SELAHADDİN EYYUBİ’NİN NUREDDİN ZENGİ’NİN DUL KARISIYLA EVLENMESİ
İbrahim Halil ER
Kadir Mısıroğlu'nun iddiaları içinde bence en yakışıksızı da budur. Kadir Mısıroğlu’nun iddiası: “Nurettin’in dul karısını aldı aile yaptı. Allah belanı versin! Dünya mı kurudu? Şerefsiz! Anan yaşında bir kadını alıyorsun. Seni yetiştirmiş. Sana çorba ikram etmiş. Hayvanoğlu hayvan! İntikam alıyor. Bunu da mı mazur göreyim.”
Kadir Mısıroğlu’nun bu sözlerinin neresini düzeltelim. Yenilir
yutulur sözler değil. Artık tarihi şahsiyetlerimize küfür serbest mi oldu?

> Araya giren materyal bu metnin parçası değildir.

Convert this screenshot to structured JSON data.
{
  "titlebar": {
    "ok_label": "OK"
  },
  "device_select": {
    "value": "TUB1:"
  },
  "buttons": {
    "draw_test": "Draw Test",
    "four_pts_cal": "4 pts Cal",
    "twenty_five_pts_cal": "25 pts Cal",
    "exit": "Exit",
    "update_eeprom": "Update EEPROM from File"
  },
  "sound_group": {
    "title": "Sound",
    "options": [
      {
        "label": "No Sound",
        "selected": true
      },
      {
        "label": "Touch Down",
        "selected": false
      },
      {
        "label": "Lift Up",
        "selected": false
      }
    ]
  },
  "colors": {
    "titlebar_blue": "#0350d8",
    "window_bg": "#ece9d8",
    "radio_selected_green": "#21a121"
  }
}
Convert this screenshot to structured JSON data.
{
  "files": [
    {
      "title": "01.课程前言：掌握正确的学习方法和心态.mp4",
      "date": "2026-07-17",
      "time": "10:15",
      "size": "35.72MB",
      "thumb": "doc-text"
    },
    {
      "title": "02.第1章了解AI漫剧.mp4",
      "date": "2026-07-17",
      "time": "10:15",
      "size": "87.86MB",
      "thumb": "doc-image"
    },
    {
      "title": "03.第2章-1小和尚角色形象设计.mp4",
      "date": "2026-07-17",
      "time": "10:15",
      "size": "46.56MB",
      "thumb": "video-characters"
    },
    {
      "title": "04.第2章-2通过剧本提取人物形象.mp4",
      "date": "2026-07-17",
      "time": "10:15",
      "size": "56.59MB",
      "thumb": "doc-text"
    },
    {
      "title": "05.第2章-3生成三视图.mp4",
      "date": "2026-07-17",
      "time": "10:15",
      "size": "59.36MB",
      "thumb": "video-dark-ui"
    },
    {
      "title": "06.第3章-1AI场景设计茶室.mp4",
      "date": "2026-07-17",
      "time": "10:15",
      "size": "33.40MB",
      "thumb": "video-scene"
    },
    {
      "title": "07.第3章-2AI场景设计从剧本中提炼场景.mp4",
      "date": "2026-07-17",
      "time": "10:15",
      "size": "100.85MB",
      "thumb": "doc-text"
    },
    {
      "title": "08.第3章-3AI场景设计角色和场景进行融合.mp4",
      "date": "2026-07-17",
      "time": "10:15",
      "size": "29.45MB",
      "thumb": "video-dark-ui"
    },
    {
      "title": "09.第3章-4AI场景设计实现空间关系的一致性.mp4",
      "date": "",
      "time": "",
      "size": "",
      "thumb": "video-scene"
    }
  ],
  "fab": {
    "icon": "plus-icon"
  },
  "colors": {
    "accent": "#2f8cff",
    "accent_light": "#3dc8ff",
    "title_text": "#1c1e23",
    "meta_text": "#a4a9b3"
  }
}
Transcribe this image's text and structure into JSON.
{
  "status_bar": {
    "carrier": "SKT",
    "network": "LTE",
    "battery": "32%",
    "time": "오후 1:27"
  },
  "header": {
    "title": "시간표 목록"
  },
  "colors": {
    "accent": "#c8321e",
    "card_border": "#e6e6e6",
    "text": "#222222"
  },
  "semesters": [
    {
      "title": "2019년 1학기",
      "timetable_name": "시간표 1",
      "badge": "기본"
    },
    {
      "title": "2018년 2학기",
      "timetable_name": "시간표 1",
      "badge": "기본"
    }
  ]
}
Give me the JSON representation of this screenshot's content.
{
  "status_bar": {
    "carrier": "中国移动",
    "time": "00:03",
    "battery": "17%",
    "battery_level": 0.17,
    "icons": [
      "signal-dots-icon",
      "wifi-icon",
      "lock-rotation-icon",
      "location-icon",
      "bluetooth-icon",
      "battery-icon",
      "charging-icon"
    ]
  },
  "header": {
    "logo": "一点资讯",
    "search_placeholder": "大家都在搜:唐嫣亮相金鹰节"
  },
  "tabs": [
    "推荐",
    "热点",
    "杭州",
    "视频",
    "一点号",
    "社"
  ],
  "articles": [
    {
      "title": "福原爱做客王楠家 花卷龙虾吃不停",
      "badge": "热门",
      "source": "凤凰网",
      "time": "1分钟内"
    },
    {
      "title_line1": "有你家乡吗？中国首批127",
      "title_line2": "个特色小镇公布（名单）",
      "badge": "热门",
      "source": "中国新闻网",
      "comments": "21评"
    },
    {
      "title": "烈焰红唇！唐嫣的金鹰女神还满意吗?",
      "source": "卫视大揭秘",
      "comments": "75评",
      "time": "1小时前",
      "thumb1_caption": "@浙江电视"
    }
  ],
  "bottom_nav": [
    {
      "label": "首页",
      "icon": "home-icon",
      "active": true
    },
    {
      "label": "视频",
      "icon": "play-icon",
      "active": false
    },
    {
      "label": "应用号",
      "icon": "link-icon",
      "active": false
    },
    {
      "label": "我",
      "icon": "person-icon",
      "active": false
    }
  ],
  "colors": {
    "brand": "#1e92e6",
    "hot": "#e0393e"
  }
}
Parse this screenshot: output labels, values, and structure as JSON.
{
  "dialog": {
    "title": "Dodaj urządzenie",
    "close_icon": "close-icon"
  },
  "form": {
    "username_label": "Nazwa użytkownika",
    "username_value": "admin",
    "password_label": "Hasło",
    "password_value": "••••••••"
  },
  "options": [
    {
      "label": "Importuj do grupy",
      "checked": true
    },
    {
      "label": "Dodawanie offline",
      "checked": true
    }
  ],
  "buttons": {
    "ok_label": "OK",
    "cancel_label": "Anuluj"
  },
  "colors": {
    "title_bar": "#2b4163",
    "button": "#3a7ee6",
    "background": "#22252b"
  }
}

Televizyonlarımız tarihi magazinleştirdi bu bize de yansıdı. Biz de artık
magazinvari bakıyoruz. Ama isterseniz önce evlilik olayını bir inceleyelim.
Selâhaddîn Eyyûbî’nin Nûreddin Zengî’nin dul kalmış olan hanımı
(İsmetuddin Hatun) ile evlendiği bilgisi; üzerinde tam ittifak sağlanmış bir
konu değildir. Bazı kaynakların zikrettiği ve doğru olma ihtimali olan bilgi,
İsmetuddin Hatun’un Zengîlerden Nûreddin Zengî’nin ağabeyi Gazi Seyfeddin Zengî’nin
torunu İzzeddin Mesud b. Kutbeddin Mevdûd ile evlenmiş olduğu bilgisidir. Bu
bilginin kaynağı Selâhaddîn Eyyûbî’nin ilk biyografisini yazan, dönemin
alimlerinden İbn Şeddâd’ın kitabıdır. Buradaki ifade şöyledir: “İzzeddin 20
Şaban 577 (29 Aralık 1181) tarihinde Halep’e ulaştı. Kaleye çıktı. Kaledeki
hazine, gıda maddelerine el koydu ve Melik Salih’in annesi (Nûreddin Zengî’nin
oğlu) ile 5 Şevval 577 (11 Şubat) tarihinde evlendi. (İbn Şeddâd, Selâhaddîn
Eyyûbî’nin Hayatı, Tercüme, Hilmi Beyca, Büyüyen Ay Yayınları, İstanbul 2021,
s.79)
İbn Şeddâd’dan sonra gelen tarihçiler de onun aynı zamanda
talebeleri olan İbn Hallikan Vefâyâtu’l-Ayan (c.7, s.169) kitabında, İbnu’l-Adîm,
Zubdetul Halep (s.384), Cemaleddin b. Vâsıl Muferrecu’l-Kurub (c.2, s.109)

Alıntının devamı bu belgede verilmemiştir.